Monday, April 9, 2018

2018 Hugo Awards shortlist - initial thoughts

The 2018 Hugo Awards for science-fiction and fantasy shortlist has recently been announced. I didn't contribute to the nomination process this time around (although I may register to vote) but here are my initial thoughts.

Best Novel 

I've read two of the six novels on the shortlist. Yoon Ha Lee's Raven Stratagem is a considerable improvement on last year's Ninefox Gambit, which I admired more than I liked. I'm starting to see him as a potential successor to Iain M Banks and his intricate far-future  epics. The novel is definitely a strong baseline for others on the shortlist to see if they can better, although it may suffer from being a sequel.

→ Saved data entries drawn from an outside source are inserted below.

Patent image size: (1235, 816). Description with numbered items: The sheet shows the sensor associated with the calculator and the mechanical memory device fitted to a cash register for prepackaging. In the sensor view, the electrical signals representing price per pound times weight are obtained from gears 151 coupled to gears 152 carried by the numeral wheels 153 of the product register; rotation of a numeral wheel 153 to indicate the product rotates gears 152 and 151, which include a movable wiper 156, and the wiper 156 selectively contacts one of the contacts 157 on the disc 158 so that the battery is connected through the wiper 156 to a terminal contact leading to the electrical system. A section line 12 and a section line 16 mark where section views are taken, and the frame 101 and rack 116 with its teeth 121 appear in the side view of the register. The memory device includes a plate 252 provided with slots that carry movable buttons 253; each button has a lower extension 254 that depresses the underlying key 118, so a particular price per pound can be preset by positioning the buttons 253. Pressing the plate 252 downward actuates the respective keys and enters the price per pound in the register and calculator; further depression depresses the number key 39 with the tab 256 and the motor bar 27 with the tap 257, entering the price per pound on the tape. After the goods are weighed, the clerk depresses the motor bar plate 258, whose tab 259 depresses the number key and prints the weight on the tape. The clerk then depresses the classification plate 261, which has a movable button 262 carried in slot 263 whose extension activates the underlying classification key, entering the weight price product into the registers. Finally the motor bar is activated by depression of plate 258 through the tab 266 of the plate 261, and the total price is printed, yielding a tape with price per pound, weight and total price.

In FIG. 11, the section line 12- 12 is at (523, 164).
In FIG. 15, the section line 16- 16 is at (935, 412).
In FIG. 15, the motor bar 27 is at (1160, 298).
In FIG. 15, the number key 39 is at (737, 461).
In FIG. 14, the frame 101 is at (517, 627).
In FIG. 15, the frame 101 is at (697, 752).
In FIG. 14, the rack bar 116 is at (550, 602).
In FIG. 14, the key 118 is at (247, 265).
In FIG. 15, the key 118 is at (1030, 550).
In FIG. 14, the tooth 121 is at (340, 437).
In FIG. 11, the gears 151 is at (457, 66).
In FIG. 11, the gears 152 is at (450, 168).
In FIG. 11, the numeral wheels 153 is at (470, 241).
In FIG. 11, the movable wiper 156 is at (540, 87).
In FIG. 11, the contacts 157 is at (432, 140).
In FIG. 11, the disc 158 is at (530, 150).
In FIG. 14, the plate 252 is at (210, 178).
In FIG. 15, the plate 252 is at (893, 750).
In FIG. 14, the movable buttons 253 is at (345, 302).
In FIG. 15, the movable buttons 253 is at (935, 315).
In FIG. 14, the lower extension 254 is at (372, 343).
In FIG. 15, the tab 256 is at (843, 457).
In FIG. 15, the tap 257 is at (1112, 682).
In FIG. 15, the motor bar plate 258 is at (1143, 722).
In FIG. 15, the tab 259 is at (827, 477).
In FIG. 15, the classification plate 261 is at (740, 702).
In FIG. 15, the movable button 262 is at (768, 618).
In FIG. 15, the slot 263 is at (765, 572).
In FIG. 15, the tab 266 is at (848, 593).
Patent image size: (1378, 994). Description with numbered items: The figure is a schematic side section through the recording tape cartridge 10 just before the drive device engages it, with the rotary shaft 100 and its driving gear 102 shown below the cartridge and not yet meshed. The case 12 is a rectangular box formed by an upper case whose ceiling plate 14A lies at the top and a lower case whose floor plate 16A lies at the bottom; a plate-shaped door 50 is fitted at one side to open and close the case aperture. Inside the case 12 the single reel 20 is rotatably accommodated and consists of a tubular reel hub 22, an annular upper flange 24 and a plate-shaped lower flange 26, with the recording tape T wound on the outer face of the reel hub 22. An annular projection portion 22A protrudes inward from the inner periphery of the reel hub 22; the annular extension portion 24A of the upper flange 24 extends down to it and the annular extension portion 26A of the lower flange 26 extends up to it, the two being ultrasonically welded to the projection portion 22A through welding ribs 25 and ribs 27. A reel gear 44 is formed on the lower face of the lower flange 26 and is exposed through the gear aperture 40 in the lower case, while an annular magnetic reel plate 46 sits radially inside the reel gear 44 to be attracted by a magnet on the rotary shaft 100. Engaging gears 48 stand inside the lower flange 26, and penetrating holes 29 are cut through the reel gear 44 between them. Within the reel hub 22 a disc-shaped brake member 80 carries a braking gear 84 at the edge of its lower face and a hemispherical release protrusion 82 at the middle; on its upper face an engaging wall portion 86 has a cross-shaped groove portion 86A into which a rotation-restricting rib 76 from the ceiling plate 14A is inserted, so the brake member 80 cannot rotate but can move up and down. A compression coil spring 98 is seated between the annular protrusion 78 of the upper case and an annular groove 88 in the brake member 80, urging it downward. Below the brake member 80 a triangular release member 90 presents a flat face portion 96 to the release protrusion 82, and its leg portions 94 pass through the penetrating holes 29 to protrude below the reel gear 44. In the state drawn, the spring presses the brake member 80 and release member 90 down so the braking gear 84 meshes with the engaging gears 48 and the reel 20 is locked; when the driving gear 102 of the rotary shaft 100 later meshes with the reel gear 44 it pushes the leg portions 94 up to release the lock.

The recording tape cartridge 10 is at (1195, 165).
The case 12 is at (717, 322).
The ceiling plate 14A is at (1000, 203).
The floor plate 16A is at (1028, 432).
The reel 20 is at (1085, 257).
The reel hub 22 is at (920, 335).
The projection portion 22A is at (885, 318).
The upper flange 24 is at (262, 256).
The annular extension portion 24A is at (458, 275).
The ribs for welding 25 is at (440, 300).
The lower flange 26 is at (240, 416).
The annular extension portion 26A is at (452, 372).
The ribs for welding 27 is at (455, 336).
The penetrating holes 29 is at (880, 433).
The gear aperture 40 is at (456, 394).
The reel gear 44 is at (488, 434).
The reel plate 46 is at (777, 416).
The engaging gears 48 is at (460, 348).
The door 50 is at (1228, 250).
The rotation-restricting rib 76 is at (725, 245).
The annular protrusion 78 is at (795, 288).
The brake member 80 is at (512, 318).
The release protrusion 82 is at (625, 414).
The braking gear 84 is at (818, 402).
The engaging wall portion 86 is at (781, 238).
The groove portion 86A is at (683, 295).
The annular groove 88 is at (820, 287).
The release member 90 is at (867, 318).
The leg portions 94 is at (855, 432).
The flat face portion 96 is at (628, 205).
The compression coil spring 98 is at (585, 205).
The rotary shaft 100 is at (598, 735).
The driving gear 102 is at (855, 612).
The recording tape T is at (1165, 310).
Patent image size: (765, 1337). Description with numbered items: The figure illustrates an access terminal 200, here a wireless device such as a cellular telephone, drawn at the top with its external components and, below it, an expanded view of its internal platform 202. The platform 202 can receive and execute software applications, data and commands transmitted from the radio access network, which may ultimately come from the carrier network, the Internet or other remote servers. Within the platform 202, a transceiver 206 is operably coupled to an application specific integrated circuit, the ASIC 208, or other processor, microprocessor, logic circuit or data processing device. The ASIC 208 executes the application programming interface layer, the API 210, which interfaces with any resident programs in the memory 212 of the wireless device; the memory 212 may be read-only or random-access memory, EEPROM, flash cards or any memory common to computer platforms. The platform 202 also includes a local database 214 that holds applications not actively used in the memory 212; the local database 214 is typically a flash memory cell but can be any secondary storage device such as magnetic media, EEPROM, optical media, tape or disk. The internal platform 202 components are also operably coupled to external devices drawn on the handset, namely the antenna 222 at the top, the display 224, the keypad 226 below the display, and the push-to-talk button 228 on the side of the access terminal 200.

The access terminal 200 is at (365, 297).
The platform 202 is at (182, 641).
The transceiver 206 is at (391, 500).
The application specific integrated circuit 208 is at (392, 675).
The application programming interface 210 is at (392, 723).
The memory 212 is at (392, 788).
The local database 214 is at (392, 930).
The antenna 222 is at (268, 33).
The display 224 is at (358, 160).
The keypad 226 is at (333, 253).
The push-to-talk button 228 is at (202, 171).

And with four other Best Novel award-winners on the shortlist (N K Jemisin, Ann Leckie, Kim Stanley Robinson and John Scalzi) to reckon with the competition could be steep. Scalzi's The Collapsing Empire, however, is merely default Scalzi: highly enjoyable space opera but no Redshirts, and not the remarkable work you'd expect to clinch the award. 

Short fiction

Much to my surprise, I've read seven of the short fiction entries already, which is highly unusual. I've not been absolutely floored by any of them yet but here is what is setting the pace:

Novella: Sarah Gailey, River Of Teeth
Novelette: Sarah Pinsker, Wind Will Rove
Short Story: Vina Jie-Min Prasad, Fandom For Robots

Best series

A new category as of last year. I'm particularly pleased to see Robert Jackson Bennett's Divine Cities trilogy up - it started well with City Of Stairs (my review here) and finished very strongly last year with City Of Miracles.

Best film (AKA Best Dramatic Presentation, Long Form)

Probably the Hugo equivalent of the Group of Death, with Blade Runner 2049, Get Out, The Last Jedi, The Shape of Water, Thor: Ragnarok and the mighty Wonder Woman all battling it out.

Best Fan Writer

Nice to see a nod for Camestros Felapton, who I've nominated in previous years.

No block voting - hurray!

After last year's changes to the nomination process showed diminishing returns for block voting tactics it's a relief to see block voting entirely absent this year. Discussing the politics of this would take a whole other post, so I'll just say that it didn't noticeably improve the quality of the work on offer to the Hugo voter and in some cases actively prevented good work making it onto the shortlist.